There should be a Socratic debate between the therapist and the client, who should be asked to demonstrate the belief is logical, realistic and helpful, so that he can see for himself that it is not. He may be asked what is the worst thing that is likely happen to him in the circumstances, and what good things may come out of it.

It is necessary that the client comes to this conclusion by his own reasoning, examining alternatives, rather than being fed the realization on a plate. To do so will likely provoke a resistance to the evaluation, however sensible it may seem to the therapist and this approach (though the norm in psychoanalysis) is unlikely to get the client to really look at the practicalities for himself.

The client has to be introduced to the possibility of another point of view, and to test out the feasibility of his old belief against the evidence of logic, reality and what is best for him or her. This would not happen in most cases without a positive intervention by the therapist.

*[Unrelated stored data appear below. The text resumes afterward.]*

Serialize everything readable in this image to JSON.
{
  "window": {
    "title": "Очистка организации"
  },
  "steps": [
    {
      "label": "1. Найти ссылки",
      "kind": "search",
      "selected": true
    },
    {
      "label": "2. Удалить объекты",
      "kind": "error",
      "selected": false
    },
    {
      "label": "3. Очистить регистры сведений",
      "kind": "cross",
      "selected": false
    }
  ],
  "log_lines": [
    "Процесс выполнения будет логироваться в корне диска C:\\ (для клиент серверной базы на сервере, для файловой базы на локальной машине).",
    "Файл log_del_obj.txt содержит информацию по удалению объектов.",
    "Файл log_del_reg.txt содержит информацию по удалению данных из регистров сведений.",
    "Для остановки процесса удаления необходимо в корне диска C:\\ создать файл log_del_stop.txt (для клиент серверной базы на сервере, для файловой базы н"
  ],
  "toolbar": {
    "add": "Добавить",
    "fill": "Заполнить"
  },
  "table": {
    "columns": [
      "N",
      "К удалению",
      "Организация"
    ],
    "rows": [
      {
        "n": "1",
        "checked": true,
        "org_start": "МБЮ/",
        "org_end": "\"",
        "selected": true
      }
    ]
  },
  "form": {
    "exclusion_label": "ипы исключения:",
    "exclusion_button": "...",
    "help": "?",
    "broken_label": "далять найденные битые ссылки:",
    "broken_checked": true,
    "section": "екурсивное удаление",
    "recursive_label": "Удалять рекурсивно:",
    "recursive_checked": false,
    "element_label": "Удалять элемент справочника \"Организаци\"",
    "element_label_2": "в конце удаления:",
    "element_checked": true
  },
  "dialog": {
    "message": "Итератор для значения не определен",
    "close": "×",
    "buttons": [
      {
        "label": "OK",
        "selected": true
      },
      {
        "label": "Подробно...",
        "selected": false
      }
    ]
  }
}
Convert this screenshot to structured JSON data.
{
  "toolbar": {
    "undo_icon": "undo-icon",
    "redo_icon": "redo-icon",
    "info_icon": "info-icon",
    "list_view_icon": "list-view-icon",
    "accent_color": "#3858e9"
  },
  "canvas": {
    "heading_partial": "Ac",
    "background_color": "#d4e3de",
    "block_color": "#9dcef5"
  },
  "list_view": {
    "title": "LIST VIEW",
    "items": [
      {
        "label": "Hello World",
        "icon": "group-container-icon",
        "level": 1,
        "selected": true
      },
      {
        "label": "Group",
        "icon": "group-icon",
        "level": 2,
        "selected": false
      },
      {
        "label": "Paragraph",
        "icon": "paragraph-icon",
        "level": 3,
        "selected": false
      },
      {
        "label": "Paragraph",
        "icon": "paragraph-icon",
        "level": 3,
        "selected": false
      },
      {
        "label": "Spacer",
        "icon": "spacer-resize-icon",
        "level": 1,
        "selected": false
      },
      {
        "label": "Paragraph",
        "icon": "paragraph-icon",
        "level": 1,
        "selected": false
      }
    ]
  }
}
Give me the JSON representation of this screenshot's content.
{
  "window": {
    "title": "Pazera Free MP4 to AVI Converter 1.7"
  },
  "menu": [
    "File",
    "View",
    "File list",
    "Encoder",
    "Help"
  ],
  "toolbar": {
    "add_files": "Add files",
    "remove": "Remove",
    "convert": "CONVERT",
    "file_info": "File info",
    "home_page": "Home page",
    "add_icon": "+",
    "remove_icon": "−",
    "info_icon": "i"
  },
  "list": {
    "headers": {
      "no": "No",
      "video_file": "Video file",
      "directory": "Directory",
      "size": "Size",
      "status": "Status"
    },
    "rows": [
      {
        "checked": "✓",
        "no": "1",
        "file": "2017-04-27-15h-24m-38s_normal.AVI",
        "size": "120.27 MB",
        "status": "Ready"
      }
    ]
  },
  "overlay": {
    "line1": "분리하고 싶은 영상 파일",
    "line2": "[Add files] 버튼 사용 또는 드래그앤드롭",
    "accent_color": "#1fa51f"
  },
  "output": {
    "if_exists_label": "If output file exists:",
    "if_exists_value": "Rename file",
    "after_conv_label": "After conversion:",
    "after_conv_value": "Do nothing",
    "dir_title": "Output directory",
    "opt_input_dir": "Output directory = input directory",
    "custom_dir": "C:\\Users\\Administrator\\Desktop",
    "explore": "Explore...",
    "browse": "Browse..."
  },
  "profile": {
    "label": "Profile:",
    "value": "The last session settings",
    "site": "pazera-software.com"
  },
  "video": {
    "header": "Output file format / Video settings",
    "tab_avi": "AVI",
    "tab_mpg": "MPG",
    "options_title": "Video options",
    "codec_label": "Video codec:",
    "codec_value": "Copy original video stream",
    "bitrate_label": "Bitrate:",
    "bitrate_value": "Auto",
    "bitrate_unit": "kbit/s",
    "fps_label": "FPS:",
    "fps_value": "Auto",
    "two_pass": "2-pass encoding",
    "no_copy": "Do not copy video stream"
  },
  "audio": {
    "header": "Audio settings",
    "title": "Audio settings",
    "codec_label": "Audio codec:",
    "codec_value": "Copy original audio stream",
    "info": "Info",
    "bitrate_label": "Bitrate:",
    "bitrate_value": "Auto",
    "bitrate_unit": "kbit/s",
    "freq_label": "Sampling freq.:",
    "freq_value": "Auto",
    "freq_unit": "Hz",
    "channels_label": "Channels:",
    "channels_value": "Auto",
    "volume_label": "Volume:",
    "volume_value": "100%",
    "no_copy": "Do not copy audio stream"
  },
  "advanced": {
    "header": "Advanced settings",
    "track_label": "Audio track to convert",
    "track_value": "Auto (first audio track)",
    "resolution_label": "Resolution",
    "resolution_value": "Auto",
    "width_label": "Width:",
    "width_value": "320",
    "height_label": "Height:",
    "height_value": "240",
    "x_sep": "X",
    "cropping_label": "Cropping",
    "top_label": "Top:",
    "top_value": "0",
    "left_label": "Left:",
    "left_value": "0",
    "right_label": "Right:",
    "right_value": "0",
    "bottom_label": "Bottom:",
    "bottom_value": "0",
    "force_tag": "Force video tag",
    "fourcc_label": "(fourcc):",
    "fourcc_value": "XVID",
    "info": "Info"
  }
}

Experience of logical analysis is also an education, and this may be applied by the client in other life situations, to recognize existing false ideas as they emerge in the reactivation of everyday affairs, and to prevent the build up of further misconceptions.

6. Shame-attacking

The feeling of shame is always dependent on an underlying irrational belief, e.g. that you simply cannot stand up to the disapproval of others. So a "shame attacking exercise" is a good way of practicing a new-found awareness of an irrational belief, by deliberately testing this out in a real-life situation (equivalent to the activating event) designed to trigger that belief. If the irrational belief triggers, it may be spotted and replaced with the more rational alternative, and this put to test. behavior is then changed as confidence is built up that the new belief is workable and results in more pleasurable feelings than the irrational belief caused.